Dr Nisha Khanna, meanwhile, adds that emotional and mental complexities may arise when one person desires a physical relationship, and the other does not. This imbalance can further lead to difficulties, such as the partner seeking fulfilment outside of marriage, introducing the risk of STIs.
“The future of such relationships, especially when children are involved, remains uncertain.

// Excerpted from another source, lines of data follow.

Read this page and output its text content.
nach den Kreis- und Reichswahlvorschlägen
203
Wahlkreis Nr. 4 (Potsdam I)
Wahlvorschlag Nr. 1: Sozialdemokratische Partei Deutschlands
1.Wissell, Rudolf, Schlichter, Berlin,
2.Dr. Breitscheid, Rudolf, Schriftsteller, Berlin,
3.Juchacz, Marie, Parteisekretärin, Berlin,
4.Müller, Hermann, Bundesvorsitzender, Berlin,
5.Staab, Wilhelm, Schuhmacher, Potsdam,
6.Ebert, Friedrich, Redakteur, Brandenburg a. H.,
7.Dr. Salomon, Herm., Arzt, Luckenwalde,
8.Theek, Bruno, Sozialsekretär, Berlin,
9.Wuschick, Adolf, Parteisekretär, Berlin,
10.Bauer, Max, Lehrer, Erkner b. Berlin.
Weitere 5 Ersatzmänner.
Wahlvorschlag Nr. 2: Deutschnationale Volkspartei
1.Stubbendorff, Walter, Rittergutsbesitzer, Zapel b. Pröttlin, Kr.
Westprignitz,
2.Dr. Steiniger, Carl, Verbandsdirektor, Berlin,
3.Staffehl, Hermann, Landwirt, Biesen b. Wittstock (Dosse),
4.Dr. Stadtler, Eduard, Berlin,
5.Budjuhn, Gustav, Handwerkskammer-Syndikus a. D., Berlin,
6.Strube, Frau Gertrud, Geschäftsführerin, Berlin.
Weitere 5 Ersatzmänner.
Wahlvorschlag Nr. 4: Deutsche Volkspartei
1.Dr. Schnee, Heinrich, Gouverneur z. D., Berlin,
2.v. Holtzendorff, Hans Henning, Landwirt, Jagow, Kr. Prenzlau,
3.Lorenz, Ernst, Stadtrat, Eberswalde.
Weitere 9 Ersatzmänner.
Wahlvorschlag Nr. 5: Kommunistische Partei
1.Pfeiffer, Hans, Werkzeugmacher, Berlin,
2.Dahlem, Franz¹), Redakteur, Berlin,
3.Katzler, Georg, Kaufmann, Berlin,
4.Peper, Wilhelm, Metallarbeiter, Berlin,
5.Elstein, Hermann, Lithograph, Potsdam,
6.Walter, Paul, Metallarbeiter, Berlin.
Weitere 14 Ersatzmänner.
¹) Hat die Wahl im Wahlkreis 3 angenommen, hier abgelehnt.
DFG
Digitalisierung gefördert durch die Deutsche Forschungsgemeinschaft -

Complex family dynamics can create challenges for children’s identity and understanding of their family structure,” Khanna adds.
However, there are a lot of benefits too, like emotional support, shared finances and chores—without compromising personal needs and freedom.
Experts say that while India remains deeply rooted in family values and the institution of traditional marriage is likely to endure, the trend of friendship marriages could still gain traction and emerge as a practical solution for many.
“In India, a lot of people now don’t want kids. The friendship marriage concept can help such people,” says Dr Khanna.
“Though we did not have a name for this arrangement, such marriages have already been present in India – especially among LGBTQ individuals, who marry for the sake of society and parental pressure. Those who are asexual or don’t want to be open about their homosexuality in society can get emotional support and companionship from friendship marriages,” says Dr Khanna.
However, it is important to be compatible in terms of emotional and physical needs.
“Friendship marriages can be a viable alternative to traditional relationships when both partners prioritise emotional connection and companionship. But they can be more challenging if either partner has higher physical needs,” adds Dr Khanna.
If this aspect is sorted, experts say a friendship marriage can be a “beautiful thing”.
“Friendship-based marriages can provide valuable emotional support. This is particularly important for those who feel like social outcasts, such as members of the LGBTQ+ community. When partners provide mutual emotional support, it can be essentially good for their personal and professional growth,” says Dr Khanna.
The increasing focus on mental health can also lead to friendship marriages becoming a thing in India.
“As mental health awareness grows and people increasingly understand and seek alternative ways of pairing up, India could witness a gradual shift towards alternative marriage models. We have already seen a steady growth in people being more comfortable in their relationships, shedding the traditional norms. Friendship marriage is not a far-fetched idea, and many people are already marrying their friends due to emotional stability,” says Ruchi Ruuh.
In India, many couples marry with the intention of having children. However, for those who prefer not to take the parenthood route, these platonic marriages can be a good option.
“The saying ‘better the devil you know than the devil you don’t’ applies here. This is one reason why some people prefer to enter into a relationship with someone they already know and like, rather than with a stranger. Whether this choice is healthy or not depends on the personalities and dynamics of the two individuals involved,” says Dr Khanna.